Defining Session Duration

Corteza allows you to define how long the access tokens are to be considered valid.

Table 1. The three .env variables to control the authentication session:

AUTH_OAUTH2_ACCESS_TOKEN_LIFETIME

The AUTH_OAUTH2_ACCESS_TOKEN_LIFETIME .env variable allows you to define how long an access token is valid for.

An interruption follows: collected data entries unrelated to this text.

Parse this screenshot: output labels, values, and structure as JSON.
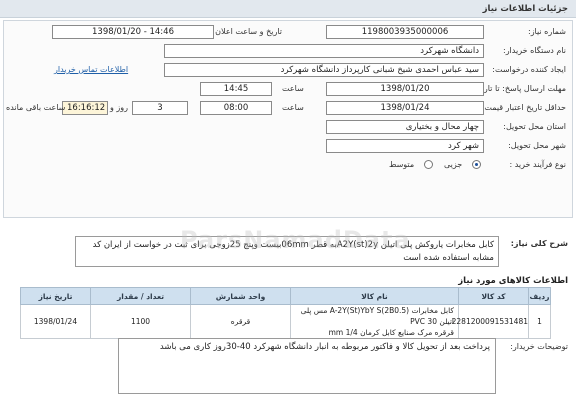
{
  "header": {
    "title": "جزئیات اطلاعات نیاز"
  },
  "form": {
    "need_number": {
      "label": "شماره نیاز:",
      "value": "1198003935000006"
    },
    "announce_datetime": {
      "label": "تاریخ و ساعت اعلان عمومی:",
      "value": "1398/01/20 - 14:46"
    },
    "buyer_org": {
      "label": "نام دستگاه خریدار:",
      "value": "دانشگاه شهرکرد"
    },
    "creator": {
      "label": "ایجاد کننده درخواست:",
      "value": "سید عباس احمدی شیخ شبانی کارپرداز دانشگاه شهرکرد",
      "contact_link": "اطلاعات تماس خریدار"
    },
    "reply_deadline": {
      "label": "مهلت ارسال پاسخ: تا تاریخ:",
      "date": "1398/01/20",
      "time_label": "ساعت",
      "time": "14:45"
    },
    "validity": {
      "label": "حداقل تاریخ اعتبار قیمت: تا تاریخ:",
      "date": "1398/01/24",
      "time_label": "ساعت",
      "time": "08:00",
      "days": "3",
      "days_label": "روز و",
      "remaining": "16:16:12",
      "remaining_label": "ساعت باقی مانده"
    },
    "province": {
      "label": "استان محل تحویل:",
      "value": "چهار محال و بختیاری"
    },
    "city": {
      "label": "شهر محل تحویل:",
      "value": "شهر کرد"
    },
    "purchase_type": {
      "label": "نوع فرآیند خرید :",
      "options": [
        "جزیی",
        "متوسط"
      ],
      "selected": "جزیی"
    }
  },
  "description": {
    "label": "شرح کلی نیاز:",
    "text": "کابل مخابرات یاروکش پلی اتیلن A2Y(st)2yبه قطر 06mmبیست وپنج 25زوجی برای ثبت در خواست از ایران کد مشابه استفاده شده است"
  },
  "items_section": {
    "title": "اطلاعات کالاهای مورد نیاز"
  },
  "items_table": {
    "headers": [
      "ردیف",
      "کد کالا",
      "نام کالا",
      "واحد شمارش",
      "تعداد / مقدار",
      "تاریخ نیاز"
    ],
    "rows": [
      {
        "row": "1",
        "code": "2281200091531481",
        "name_line1": "کابل مخابرات A-2Y(St)YbY S(2B0.5) مس پلی اتیلن PVC 30",
        "name_line2": "قرقره مرک صنایع کابل کرمان 1/4 mm",
        "unit": "قرقره",
        "qty": "1100",
        "date": "1398/01/24"
      }
    ]
  },
  "notes": {
    "label": "توضیحات خریدار:",
    "text": "پرداخت بعد از تحویل کالا و فاکتور مربوطه به انبار دانشگاه شهرکرد 40-30روز کاری می باشد"
  },
  "watermark": {
    "text": "ParsNamadData"
  }
}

The access token represents the credentials that allow users to access protected resources such as records, users, and workflows.

An example of limiting the access token to two minutes:
AUTH_OAUTH2_ACCESS_TOKEN_LIFETIME=2m

AUTH_OAUTH2_REFRESH_TOKEN_LIFETIME

The AUTH_OAUTH2_REFRESH_TOKEN_LIFETIME .env variable allows you to define how long a refresh token should be valid.

The refresh token provides a mechanism which generates a new access token when the old one expires, removing the need to re-authenticate the user.

An example of limiting the refresh token to two minutes:
AUTH_OAUTH2_REFRESH_TOKEN_LIFETIME=2m

AUTH_SESSION_LIFETIME

The AUTH_SESSION_LIFETIME .env variable allows you to define how long the authentication session should be valid.

The authentication session is generated when the user provides their credentials to the Corteza login page. The authentication session is independent of access tokens.

Annotated image
An example of limiting the auth session to two minutes:
AUTH_SESSION_LIFETIME=2m

AUTH_SESSION_PERM_LIFETIME

The AUTH_SESSION_PERM_LIFETIME .env variable allows you to define how long the authentication session should be valid when the login and remember me is used.

The authentication session is generated when the user provides their credentials to the Corteza login page. The authentication session is independent of access tokens.

Annotated image
An example of limiting the auth session to two minutes:
AUTH_SESSION_PERM_LIFETIME=2m

Log Out Inactive Users After Two Minutes

If you wish to log out inactive users, you need to set all three of the .env variables mentioned above.

AUTH_OAUTH2_ACCESS_TOKEN_LIFETIME=2m
AUTH_SESSION_LIFETIME=2m
AUTH_OAUTH2_REFRESH_TOKEN_LIFETIME=2m

When the user is considered inactive is determined by the user’s browser. Usually this is when they close the tab/window or when their computer enters rest mode.